There is a genre in traditional Japanese painting called 花鳥画 kachou-ga, which literally translated means ‘a painting of birds and flowers’. It has its roots in Chinese painting traditions where themes of natural beauty were highly valued. I’ve been reading about kachou-ga because my textiles are also essentially paintings of birds and flowers.
There are some things that are inherent in a kachou-ga that make it more than a mere image of a flower of bird or animal. These things are hard to define but according to Uemura Atsushi, a famous Japanese painter from a lineage of famous painters, the following is a clincher:
“Depicting natural phenomena as is doesn’t make something a painting. To produce a work of art, the artist must give shape to the world he imagines in his own mind and heart” (forgive the translation)
|Folding Screen by Suzuki Kiitsu, “White Crane & Willow Tree”|
Another Japanese painter, Kawaguchi Naoyoshi, says that if an artist is to paint kachou-ga , they should not be painting the true to life external appearance of a subject but incorporating their own feelings and spirit into the work.
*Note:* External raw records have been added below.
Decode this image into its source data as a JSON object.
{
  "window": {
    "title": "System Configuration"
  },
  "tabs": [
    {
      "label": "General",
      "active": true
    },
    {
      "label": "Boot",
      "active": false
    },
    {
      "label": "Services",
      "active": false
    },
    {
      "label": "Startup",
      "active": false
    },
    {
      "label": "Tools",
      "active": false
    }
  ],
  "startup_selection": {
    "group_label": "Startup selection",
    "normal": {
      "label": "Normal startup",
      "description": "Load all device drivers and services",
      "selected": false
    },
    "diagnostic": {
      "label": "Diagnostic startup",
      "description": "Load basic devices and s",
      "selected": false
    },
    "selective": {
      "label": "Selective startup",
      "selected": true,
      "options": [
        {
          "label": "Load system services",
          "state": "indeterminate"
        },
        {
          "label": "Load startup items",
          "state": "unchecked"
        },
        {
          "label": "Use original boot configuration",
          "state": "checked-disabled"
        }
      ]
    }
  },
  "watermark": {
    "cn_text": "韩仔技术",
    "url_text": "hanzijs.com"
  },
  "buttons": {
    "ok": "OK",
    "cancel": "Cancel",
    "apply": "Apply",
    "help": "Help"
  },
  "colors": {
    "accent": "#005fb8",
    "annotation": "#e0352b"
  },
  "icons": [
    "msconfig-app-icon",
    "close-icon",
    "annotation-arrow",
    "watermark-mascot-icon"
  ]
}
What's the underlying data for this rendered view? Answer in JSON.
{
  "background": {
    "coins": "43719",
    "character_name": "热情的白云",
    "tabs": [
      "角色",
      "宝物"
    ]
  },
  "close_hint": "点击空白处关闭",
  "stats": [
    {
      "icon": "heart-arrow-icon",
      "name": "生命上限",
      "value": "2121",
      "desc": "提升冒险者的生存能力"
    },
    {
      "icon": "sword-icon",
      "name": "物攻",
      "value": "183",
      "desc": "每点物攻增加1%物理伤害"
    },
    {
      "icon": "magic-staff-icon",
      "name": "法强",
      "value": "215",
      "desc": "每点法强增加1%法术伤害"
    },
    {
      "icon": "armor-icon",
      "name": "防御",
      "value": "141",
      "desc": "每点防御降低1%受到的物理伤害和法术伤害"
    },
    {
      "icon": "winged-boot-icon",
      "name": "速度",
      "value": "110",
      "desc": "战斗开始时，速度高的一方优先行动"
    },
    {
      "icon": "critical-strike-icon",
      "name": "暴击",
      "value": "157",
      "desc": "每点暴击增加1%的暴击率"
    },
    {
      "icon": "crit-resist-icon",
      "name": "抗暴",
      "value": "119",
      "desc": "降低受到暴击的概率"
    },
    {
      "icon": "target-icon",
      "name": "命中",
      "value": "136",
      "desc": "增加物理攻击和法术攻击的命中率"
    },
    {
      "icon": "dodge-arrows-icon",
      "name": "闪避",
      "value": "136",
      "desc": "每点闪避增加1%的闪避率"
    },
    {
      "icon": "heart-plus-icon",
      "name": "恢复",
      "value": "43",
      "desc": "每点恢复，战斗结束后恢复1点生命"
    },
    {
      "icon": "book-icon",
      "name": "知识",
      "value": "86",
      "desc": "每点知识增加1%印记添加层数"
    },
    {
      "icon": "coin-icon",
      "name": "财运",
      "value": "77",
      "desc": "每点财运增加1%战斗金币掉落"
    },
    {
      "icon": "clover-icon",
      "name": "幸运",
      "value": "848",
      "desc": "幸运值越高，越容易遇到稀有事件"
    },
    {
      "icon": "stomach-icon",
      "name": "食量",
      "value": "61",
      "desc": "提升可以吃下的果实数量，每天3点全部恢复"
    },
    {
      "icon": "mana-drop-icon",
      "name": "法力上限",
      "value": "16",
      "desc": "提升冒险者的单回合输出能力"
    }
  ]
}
Also, Uemura adds that a frequent ingredient in kachou-ga is 「余白」yohaku, meaning “blank space”. He says that it is by incorporating blank space in a work, the artist is hinting at this otherworldliness.
|From the series “Birds & Flowers of the Twelve months” by Sakai Houitsu. Left: October. Right: September.|
There’s still a lot to read about kachou-ga but these are some of the most fundamental ideas.
I’m currently planning new work that follows some of the kachou-ga styles and ideas, this time depicting Major Mitchell’s Cockatoos. I’m still in the sketching and designing stage.